Per le Case auto, il Giro d’Italia è sempre stato una vetrina importante. Dove portare i propri modelli più significativi e modificati per l’occasione, spesso in cabriolet o comunque dotati di tetto apribile. Così è accaduto per la Fiat 1100 Tv Trasformabile utilizzata dalla squadra Gazzola nel 1960. E per la Bianchi S9, l’ammiraglia che ha seguito Fausto Coppi in ogni competizione. A guidarla è sempre stato Gino Oriani che l’aveva battezzata la “Checca” per via delle modifiche fatte alla carrozzeria: “L’ho chiamata così perché era stata completamente denudata: via il tettuccio e  le portiere per salire e scendere velocemente, cambiare le ruote e ripartire subito”, ricordava in un’intervista. Oriani ha seguito Coppi per ogni strada d’Italia. Sulla S9 c’erano con lui il meccanico De Grandi, "che chiamavamo Pinza d’Oro”, il direttore sportivo Giovanni Tragella e spesso un ospite, di solito un giornalista. 

Italiane e straniere

Le modifiche alla S9 la rendevano più leggera, ma la vettura aveva già un motore potente, 1.400 di cilindrata. Quando Coppi distanziava il gruppo, Oriani accelerava e si metteva dietro di lui senza mai mollarlo. I testa a testa spesso avvenivano non solo tra i corridori, ma anche tra ammiraglie di team avversari: “Una volta Eberardo Pavesi – il direttore sportivo della Legnano – voleva superarci. L’ho chiuso fino a quando ha colpito il bordo della strada perdendo una ruota. Non potevo certo lasciare andare il mio uomo”.
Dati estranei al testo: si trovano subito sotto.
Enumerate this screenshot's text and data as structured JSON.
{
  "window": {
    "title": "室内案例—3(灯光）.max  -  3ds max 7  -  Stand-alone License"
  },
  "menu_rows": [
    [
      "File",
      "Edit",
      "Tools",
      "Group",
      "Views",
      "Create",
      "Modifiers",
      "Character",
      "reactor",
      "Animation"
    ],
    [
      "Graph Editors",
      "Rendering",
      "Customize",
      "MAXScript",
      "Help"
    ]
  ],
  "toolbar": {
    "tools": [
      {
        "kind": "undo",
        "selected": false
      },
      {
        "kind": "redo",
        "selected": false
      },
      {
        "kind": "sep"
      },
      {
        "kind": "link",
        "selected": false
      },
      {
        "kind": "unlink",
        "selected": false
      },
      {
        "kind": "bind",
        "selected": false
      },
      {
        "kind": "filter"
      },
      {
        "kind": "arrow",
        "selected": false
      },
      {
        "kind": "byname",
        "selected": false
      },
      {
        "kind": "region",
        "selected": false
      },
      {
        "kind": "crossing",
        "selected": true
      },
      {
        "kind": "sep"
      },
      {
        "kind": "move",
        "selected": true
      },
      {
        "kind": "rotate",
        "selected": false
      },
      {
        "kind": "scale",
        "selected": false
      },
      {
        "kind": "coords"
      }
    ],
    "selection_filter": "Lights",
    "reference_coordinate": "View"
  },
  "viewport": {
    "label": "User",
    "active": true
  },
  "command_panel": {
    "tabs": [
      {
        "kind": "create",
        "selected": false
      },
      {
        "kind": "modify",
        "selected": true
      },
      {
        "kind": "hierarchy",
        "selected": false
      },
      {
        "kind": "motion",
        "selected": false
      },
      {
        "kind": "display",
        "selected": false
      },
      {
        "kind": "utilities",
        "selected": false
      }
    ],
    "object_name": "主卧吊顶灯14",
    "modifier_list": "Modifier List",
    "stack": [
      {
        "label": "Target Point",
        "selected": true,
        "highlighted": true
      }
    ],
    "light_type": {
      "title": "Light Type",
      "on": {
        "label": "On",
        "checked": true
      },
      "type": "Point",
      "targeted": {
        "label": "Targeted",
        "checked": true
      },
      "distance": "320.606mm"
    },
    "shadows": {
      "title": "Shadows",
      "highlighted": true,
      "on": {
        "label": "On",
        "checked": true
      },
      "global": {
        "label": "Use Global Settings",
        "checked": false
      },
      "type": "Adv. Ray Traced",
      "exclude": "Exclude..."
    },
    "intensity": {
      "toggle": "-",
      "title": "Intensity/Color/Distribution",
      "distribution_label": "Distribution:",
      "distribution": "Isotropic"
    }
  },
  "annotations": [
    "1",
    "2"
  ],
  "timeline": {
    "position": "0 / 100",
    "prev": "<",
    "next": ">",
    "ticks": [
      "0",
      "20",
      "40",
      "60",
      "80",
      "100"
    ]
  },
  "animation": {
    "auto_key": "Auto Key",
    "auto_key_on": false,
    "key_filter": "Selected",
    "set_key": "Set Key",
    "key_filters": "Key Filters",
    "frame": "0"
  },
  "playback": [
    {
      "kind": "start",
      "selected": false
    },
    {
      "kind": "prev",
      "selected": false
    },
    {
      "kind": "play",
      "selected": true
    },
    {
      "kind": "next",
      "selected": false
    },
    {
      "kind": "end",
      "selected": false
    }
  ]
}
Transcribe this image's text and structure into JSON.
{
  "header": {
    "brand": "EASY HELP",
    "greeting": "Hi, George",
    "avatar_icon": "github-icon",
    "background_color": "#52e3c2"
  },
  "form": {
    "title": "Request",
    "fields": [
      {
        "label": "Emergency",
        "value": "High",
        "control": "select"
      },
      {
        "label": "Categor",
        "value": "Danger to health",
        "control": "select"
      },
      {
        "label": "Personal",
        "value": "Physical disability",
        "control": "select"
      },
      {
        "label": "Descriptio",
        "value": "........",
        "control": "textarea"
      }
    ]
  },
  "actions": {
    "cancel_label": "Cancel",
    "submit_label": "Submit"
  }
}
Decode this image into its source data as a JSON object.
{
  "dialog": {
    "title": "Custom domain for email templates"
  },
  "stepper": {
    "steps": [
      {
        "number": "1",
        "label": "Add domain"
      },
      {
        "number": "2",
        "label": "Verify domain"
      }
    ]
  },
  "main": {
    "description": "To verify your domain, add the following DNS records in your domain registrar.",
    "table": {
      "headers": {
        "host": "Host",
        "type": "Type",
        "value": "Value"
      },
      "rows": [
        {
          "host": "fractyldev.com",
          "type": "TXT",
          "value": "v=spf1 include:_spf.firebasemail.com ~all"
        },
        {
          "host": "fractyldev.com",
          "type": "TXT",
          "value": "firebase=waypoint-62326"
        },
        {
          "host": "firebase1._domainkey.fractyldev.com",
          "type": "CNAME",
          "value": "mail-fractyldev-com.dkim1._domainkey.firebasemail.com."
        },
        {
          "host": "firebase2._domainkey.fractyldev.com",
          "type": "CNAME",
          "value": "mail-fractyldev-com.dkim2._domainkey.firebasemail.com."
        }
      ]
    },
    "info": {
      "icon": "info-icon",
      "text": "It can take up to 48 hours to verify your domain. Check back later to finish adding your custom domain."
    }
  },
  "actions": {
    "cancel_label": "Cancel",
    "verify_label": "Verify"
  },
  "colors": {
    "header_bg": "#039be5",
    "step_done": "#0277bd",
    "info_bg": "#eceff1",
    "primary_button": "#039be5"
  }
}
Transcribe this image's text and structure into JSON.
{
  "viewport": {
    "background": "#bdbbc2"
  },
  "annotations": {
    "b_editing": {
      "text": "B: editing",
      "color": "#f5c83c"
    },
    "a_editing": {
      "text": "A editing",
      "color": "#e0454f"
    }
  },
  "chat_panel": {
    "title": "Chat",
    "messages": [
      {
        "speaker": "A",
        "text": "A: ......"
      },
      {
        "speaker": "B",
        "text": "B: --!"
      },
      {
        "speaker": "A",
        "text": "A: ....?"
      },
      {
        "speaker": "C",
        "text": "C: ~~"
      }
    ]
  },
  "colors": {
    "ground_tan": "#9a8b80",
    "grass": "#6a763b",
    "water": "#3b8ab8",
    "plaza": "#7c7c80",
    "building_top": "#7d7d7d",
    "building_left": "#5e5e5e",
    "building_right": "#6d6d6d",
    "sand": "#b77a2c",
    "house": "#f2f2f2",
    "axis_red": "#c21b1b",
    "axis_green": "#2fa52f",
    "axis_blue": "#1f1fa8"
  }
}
Sono tante le vetture che hanno seguito il Giro d’Italia negli anni, straniere comprese, dando all’evento un respiro ancora più internazionale. Tra le straniere più significative la Peugeot 203 (nella foto di apertura), mentre nel nostro Paese le più amate sono state le Alfa Romeo. Una delle prime è stata la 6C 2500 Freccia d’oro, una gigantesca coupé rossa. Di grande effetto l’Alfa Romeo 1900 Super gialla, utilizzata dalla squadra Ghigi dal 1958 al 1962: i tecnici di Arese, dopo aver eliminato il tetto, decisero di montare due rollbar per proteggere gli occupanti in caso di ribaltamento. Sulla Giulia invece erano stati installati due grandi maniglie esterne sopra al parabrezza, che permettevano ai direttori di sporgersi al massimo per parlare all’orecchio dei campioni. 

Le Fiat 

Anche Fiat ha dato il suo contributo, dalla 1300 Cabriolet alla 1400, dalla 1500 alla Dino Coupé, dalla berlina 130 fino alla più recente Croma. Le vetture dedicate al “Giro” non erano sempre quelle ideali per macinare chilometri, come nell’edizione del 1976 quando la 131 Abarth con a bordo il direttore di gara Vincenzo Torriani ne percorse ben 4.161. Chi viaggiava sulle ammiraglie non poteva mai fermarsi, neanche per fare pipì. Nella Bianchi S9 di Coppi si poteva usare una bottiglietta, collegata a un tubo che si infilava in un foro della carrozzeria e scaricava i liquidi. Per Oriani è stata “una delle invenzioni migliori di sempre”.